O mais grave é que Marine Le Pen não está sozinha. Um pouco por toda a Europa temos assistido apaticamente à subida ao poder de movimentos eurocépticos cada vez mais radicais. Suécia, Holanda, Itália, Hungria, Finlândia já têm que lidar com a extrema-direita no poder. E mesmo certos sectores alemães já consideram a Chanceler Angela Merkel demasiado liberal e europeísta. Fala-se muito da pressão dos mercados sobre o Euro mas ecoa o silêncio quando se trata de avaliar a ameaça política. Aliás o discurso político pura e simplesmente desapareceu. E quando falo de politica, falo da dimensão humana. Pois a política é isso. E o que fazem estes movimentos mais extremistas são discursos políticos. Populismo? Demagogia? Má política? Certamente. Mas eficaz e perigosa resposta à aridez e à desumanidade do discurso financeiro dominante.

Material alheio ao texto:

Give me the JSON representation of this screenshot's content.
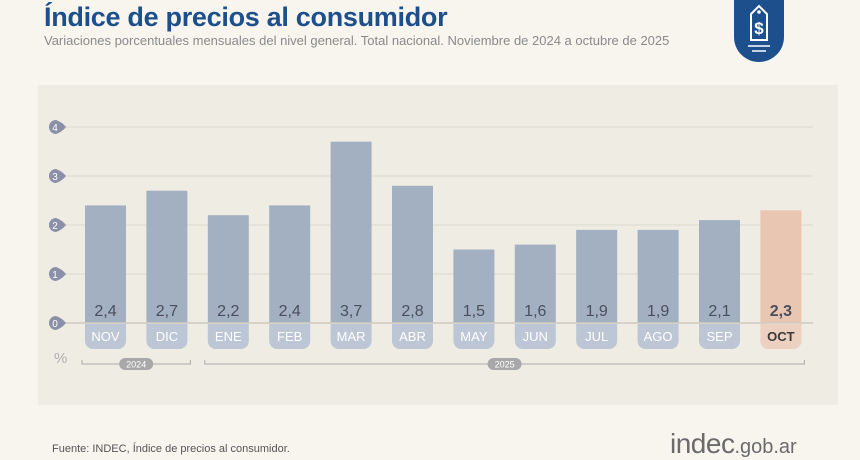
{
  "header": {
    "title": "Índice de precios al consumidor",
    "subtitle": "Variaciones porcentuales mensuales del nivel general. Total nacional. Noviembre de 2024 a octubre de 2025"
  },
  "footer": {
    "source": "Fuente: INDEC, Índice de precios al consumidor.",
    "brand_main": "indec",
    "brand_suffix": ".gob.ar"
  },
  "logo": {
    "icon": "price-tag-dollar-icon",
    "color": "#1d4f8c"
  },
  "chart_data": {
    "type": "bar",
    "categories": [
      "NOV",
      "DIC",
      "ENE",
      "FEB",
      "MAR",
      "ABR",
      "MAY",
      "JUN",
      "JUL",
      "AGO",
      "SEP",
      "OCT"
    ],
    "values": [
      2.4,
      2.7,
      2.2,
      2.4,
      3.7,
      2.8,
      1.5,
      1.6,
      1.9,
      1.9,
      2.1,
      2.3
    ],
    "data_labels": [
      "2,4",
      "2,7",
      "2,2",
      "2,4",
      "3,7",
      "2,8",
      "1,5",
      "1,6",
      "1,9",
      "1,9",
      "2,1",
      "2,3"
    ],
    "ylabel": "%",
    "yticks": [
      "0",
      "1",
      "2",
      "3",
      "4"
    ],
    "ylim": [
      0,
      4
    ],
    "grid": true,
    "year_groups": [
      {
        "label": "2024",
        "span": [
          "NOV",
          "DIC"
        ]
      },
      {
        "label": "2025",
        "span": [
          "ENE",
          "OCT"
        ]
      }
    ],
    "highlight": "OCT",
    "colors": {
      "bar": "#a3b0c2",
      "highlight": "#e9c6b2",
      "tick_marker": "#8b8fa8"
    }
  }
}
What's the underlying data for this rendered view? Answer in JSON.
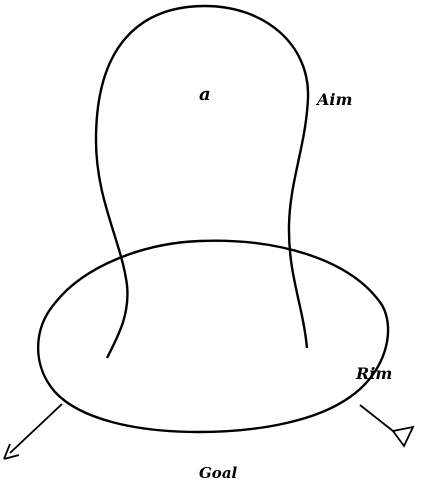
{
  "labels": {
    "a": "a",
    "aim": "Aim",
    "rim": "Rim",
    "goal": "Goal"
  },
  "colors": {
    "stroke": "#000000",
    "background": "#ffffff"
  }
}
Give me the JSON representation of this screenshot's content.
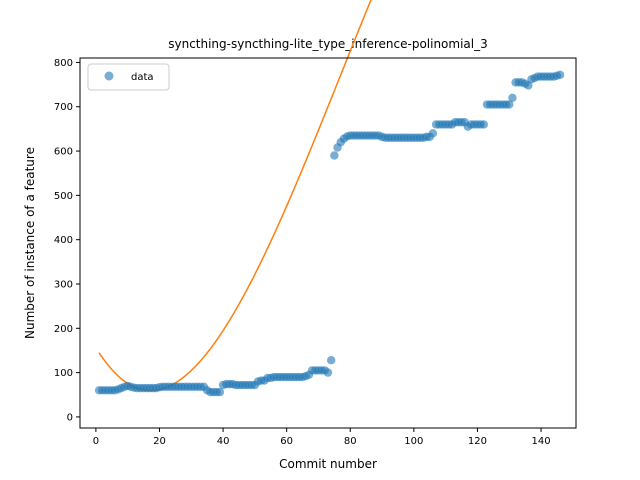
{
  "chart_data": {
    "type": "scatter",
    "title": "syncthing-syncthing-lite_type_inference-polinomial_3",
    "xlabel": "Commit number",
    "ylabel": "Number of instance of a feature",
    "xlim": [
      -5,
      151
    ],
    "ylim": [
      -25,
      810
    ],
    "x_ticks": [
      "0",
      "20",
      "40",
      "60",
      "80",
      "100",
      "120",
      "140"
    ],
    "y_ticks": [
      "0",
      "100",
      "200",
      "300",
      "400",
      "500",
      "600",
      "700",
      "800"
    ],
    "legend": {
      "position": "upper-left",
      "entries": [
        "data"
      ]
    },
    "colors": {
      "data": "#1f77b4",
      "fit": "#ff7f0e"
    },
    "series": [
      {
        "name": "data",
        "kind": "scatter",
        "x": [
          1,
          2,
          3,
          4,
          5,
          6,
          7,
          8,
          9,
          10,
          11,
          12,
          13,
          14,
          15,
          16,
          17,
          18,
          19,
          20,
          21,
          22,
          23,
          24,
          25,
          26,
          27,
          28,
          29,
          30,
          31,
          32,
          33,
          34,
          35,
          36,
          37,
          38,
          39,
          40,
          41,
          42,
          43,
          44,
          45,
          46,
          47,
          48,
          49,
          50,
          51,
          52,
          53,
          54,
          55,
          56,
          57,
          58,
          59,
          60,
          61,
          62,
          63,
          64,
          65,
          66,
          67,
          68,
          69,
          70,
          71,
          72,
          73,
          74,
          75,
          76,
          77,
          78,
          79,
          80,
          81,
          82,
          83,
          84,
          85,
          86,
          87,
          88,
          89,
          90,
          91,
          92,
          93,
          94,
          95,
          96,
          97,
          98,
          99,
          100,
          101,
          102,
          103,
          104,
          105,
          106,
          107,
          108,
          109,
          110,
          111,
          112,
          113,
          114,
          115,
          116,
          117,
          118,
          119,
          120,
          121,
          122,
          123,
          124,
          125,
          126,
          127,
          128,
          129,
          130,
          131,
          132,
          133,
          134,
          135,
          136,
          137,
          138,
          139,
          140,
          141,
          142,
          143,
          144,
          145,
          146
        ],
        "y": [
          60,
          60,
          60,
          60,
          60,
          60,
          62,
          65,
          68,
          70,
          68,
          66,
          65,
          65,
          65,
          65,
          65,
          65,
          65,
          67,
          68,
          68,
          68,
          68,
          68,
          68,
          68,
          68,
          68,
          68,
          68,
          68,
          68,
          68,
          60,
          56,
          56,
          56,
          56,
          72,
          74,
          74,
          74,
          72,
          72,
          72,
          72,
          72,
          72,
          72,
          80,
          82,
          82,
          88,
          88,
          90,
          90,
          90,
          90,
          90,
          90,
          90,
          90,
          90,
          90,
          92,
          95,
          105,
          105,
          105,
          105,
          105,
          100,
          128,
          590,
          608,
          620,
          628,
          633,
          635,
          635,
          635,
          635,
          635,
          635,
          635,
          635,
          635,
          635,
          632,
          630,
          630,
          630,
          630,
          630,
          630,
          630,
          630,
          630,
          630,
          630,
          630,
          630,
          632,
          632,
          640,
          660,
          660,
          660,
          660,
          660,
          660,
          665,
          665,
          665,
          665,
          655,
          660,
          660,
          660,
          660,
          660,
          705,
          705,
          705,
          705,
          705,
          705,
          705,
          705,
          720,
          755,
          755,
          755,
          752,
          748,
          762,
          765,
          768,
          768,
          768,
          768,
          768,
          768,
          770,
          772
        ]
      },
      {
        "name": "",
        "kind": "line",
        "coefficients": [
          156.4,
          -11.75,
          0.384,
          -0.001657
        ]
      }
    ]
  }
}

Quanto mais a Europa hesitar em assumir-se como um espaço de unidade, quanto mais omitir os princípios que estiveram na sua origem e recusar o aprofundamento dos mesmos, enquanto continuar a pensar-se como uma junção ocasional de interesses particulares dos Estados membros e não como um todo, apesar de partilhar a mesma moeda, mais este novo “nacionalismo social” progredirá.

Ora vejamos o que defende politicamente a Senhora Le Pen e o seu nacionalismo social (nacional socialismo?).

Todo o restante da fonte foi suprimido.